BOSTON (TheStreet) -- A federal income tax credit of up to $2,000 may be overlooked by most Americans with retirement plans who can take advantage of it.
The Saver's Credit is designed as an incentive for low- to middle-income workers to save for retirement. But, according to the Transamerica Center for Retirement Studies, very few workers who may be eligible may even know it exists.
The Saver's Credit may be applied to the first $2,000 of voluntary contributions an eligible worker makes to a 401(k) or similar employer-sponsored retirement plan or IRA. Credits of up to $1,000 for single filers and $2,000 for married couples are offered.
But only 12% of full-time workers with annual household incomes of less than $50,000 are aware of the credit, according to a survey conducted by the center of 3,598 full-time and part-time workers.
"There are people who meet the income eligibility requirement and are saving through a 401(k) plan who could be claiming the credit, but they just don't know about it," says Catherine Collinson, president of the center, which is funded by contributions from Transamerica Life Insurance.
The center is advocating improved outreach.
"It seems like over time it has gotten lost in the shuffle," she says of the credit. "It was introduced all the way back in 2001 and made permanent in 2006 with the Pension Protection Act.

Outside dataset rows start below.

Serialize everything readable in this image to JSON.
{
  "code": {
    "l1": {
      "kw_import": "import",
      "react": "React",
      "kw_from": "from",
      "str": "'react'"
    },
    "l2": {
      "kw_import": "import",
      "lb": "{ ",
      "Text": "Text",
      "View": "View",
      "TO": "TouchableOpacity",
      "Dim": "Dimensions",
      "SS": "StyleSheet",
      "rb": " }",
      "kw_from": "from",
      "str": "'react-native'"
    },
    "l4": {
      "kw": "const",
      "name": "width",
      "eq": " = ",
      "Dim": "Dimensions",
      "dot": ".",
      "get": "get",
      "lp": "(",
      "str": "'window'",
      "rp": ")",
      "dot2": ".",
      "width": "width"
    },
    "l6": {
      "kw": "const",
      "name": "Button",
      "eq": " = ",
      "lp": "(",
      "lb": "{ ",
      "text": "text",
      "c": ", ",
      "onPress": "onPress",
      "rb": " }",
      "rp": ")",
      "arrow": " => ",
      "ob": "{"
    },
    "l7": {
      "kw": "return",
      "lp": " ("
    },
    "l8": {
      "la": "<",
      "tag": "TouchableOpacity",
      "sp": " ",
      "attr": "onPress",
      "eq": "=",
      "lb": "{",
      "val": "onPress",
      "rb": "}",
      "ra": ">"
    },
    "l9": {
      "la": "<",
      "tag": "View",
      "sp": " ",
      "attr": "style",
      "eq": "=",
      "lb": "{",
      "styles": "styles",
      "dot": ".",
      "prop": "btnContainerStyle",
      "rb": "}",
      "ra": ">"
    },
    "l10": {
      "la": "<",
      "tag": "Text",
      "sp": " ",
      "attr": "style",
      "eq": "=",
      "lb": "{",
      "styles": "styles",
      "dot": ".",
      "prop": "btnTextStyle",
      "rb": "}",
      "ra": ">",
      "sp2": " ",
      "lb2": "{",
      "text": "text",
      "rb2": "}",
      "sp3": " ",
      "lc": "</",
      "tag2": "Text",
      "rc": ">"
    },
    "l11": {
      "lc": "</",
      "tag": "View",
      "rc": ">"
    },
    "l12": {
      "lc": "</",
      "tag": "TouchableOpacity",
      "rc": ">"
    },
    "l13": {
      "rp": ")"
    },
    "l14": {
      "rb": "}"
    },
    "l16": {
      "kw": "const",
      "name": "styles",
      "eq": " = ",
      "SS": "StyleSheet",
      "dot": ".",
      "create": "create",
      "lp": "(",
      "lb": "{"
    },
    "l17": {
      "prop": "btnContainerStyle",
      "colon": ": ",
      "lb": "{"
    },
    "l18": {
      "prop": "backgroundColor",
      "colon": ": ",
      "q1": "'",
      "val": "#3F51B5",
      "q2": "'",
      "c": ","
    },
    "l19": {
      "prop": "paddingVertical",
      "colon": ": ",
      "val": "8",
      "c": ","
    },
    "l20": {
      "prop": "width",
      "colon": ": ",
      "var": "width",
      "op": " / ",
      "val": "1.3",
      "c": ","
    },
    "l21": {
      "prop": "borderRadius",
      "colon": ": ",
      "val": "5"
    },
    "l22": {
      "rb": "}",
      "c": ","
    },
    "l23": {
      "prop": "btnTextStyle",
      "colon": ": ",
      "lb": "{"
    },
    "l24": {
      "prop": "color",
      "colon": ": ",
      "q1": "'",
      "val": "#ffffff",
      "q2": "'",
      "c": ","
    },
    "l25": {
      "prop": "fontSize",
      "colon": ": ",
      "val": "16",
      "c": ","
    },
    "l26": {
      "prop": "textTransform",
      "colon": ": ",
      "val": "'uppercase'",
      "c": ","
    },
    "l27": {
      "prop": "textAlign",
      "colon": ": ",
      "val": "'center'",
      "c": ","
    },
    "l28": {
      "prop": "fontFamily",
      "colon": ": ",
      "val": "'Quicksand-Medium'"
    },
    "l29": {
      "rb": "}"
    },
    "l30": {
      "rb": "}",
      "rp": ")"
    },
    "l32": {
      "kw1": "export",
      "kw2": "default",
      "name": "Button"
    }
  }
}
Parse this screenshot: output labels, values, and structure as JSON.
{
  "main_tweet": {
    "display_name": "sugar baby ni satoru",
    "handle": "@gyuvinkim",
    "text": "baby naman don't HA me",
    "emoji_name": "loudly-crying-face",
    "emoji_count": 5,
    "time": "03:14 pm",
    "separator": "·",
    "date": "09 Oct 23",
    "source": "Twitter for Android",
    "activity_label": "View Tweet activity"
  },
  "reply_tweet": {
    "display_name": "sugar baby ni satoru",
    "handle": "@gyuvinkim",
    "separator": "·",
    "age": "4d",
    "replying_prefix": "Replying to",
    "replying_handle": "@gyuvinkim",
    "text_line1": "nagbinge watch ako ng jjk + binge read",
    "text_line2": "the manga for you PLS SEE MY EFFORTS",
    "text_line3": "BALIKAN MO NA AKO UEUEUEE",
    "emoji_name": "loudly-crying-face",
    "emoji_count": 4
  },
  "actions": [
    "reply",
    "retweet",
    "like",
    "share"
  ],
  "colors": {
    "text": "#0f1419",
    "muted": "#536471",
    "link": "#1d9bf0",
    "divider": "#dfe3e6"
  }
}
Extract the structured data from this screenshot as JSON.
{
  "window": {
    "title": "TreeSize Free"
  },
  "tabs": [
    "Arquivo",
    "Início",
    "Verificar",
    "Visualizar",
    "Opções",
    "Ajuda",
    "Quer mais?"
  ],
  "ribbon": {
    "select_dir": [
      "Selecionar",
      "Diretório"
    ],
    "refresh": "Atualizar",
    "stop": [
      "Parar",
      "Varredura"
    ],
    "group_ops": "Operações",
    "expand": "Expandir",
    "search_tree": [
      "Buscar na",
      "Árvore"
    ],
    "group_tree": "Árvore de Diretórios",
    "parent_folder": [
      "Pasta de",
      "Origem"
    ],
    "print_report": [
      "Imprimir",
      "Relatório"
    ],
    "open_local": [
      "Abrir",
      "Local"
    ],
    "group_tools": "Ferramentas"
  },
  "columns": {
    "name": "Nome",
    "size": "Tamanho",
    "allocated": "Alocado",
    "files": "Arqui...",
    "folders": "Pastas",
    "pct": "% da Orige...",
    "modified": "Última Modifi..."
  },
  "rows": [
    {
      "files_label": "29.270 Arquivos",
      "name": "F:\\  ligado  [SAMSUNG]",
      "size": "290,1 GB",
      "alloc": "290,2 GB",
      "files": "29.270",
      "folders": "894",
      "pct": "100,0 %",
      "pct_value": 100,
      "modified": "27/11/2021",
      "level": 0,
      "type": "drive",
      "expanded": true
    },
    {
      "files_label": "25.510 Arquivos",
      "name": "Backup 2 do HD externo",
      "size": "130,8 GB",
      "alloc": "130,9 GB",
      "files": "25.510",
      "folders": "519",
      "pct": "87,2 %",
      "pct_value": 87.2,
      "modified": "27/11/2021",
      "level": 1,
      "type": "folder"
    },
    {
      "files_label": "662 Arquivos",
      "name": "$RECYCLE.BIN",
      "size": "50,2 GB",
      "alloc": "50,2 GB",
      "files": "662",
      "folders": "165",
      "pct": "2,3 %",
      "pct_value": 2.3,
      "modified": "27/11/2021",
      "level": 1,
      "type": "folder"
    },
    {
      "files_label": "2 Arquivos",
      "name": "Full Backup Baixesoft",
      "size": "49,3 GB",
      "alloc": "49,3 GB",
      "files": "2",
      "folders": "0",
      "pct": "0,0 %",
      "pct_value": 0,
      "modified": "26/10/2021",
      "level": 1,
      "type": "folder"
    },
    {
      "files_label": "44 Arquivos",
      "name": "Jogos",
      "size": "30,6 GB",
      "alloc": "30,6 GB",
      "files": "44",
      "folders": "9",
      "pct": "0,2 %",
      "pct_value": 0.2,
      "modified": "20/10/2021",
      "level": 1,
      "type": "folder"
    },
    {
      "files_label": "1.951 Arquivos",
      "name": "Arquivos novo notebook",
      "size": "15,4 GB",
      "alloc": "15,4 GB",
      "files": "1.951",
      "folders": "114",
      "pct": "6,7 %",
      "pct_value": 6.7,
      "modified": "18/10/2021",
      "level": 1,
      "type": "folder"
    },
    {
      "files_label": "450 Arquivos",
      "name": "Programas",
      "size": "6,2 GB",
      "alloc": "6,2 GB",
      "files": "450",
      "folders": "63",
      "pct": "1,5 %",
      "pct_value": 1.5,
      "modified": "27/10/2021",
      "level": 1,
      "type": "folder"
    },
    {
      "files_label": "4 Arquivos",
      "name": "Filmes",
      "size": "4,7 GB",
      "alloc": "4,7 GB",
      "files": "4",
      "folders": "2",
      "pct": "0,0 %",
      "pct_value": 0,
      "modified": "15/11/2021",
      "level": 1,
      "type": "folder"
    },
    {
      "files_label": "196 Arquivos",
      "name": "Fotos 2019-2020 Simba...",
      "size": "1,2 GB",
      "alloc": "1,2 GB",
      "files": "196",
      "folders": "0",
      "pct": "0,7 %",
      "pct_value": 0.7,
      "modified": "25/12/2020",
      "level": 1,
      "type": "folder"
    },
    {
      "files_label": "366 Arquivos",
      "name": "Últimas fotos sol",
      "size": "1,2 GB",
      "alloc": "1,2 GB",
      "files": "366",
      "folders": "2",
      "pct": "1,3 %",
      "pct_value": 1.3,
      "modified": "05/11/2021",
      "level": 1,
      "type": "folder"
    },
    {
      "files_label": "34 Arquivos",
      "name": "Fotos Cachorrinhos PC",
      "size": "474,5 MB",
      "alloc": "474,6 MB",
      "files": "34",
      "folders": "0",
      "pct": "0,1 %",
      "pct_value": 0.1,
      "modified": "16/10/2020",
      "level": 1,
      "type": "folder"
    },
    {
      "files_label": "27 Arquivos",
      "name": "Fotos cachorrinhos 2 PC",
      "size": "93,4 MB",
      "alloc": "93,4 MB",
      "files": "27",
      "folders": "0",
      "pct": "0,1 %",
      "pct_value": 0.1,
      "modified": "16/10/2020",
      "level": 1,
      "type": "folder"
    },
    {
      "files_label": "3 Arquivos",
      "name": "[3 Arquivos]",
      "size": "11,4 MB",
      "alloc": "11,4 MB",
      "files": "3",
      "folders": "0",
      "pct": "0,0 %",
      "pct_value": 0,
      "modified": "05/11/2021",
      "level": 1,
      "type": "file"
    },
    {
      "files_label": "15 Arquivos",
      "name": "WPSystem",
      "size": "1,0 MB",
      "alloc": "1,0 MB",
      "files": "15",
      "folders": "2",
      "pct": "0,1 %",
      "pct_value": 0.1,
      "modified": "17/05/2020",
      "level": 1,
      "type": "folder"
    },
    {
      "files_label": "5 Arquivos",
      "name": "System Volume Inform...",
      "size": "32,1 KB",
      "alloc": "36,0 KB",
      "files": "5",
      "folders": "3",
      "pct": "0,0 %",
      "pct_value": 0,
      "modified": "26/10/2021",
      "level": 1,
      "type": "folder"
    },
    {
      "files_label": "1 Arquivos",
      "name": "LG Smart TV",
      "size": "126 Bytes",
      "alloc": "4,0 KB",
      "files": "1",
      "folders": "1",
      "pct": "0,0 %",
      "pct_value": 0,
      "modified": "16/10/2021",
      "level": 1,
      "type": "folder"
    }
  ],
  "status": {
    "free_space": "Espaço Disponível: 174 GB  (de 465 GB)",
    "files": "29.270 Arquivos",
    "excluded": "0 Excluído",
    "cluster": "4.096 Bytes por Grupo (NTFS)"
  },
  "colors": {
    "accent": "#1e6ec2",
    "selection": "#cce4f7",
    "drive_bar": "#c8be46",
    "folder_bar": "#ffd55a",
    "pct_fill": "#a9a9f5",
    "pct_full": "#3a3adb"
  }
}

It is there and available, but I think the outreach has just moved on to other tax credits and other types of things."
Taxpayers can only claim the credit on Forms 1040A, 1040 and 1040NR.
"One of the concerns is that, especially for people saving in a 401(k) plan, it is not reflected on the 1040EZ form," Collinson says. "Lower- to middle-income workers are probably the most likely of all income levels to use the 1040EZ form, and because there's no place to put it on the form, they may be completely missing the tax credit ... and are simply not aware of it."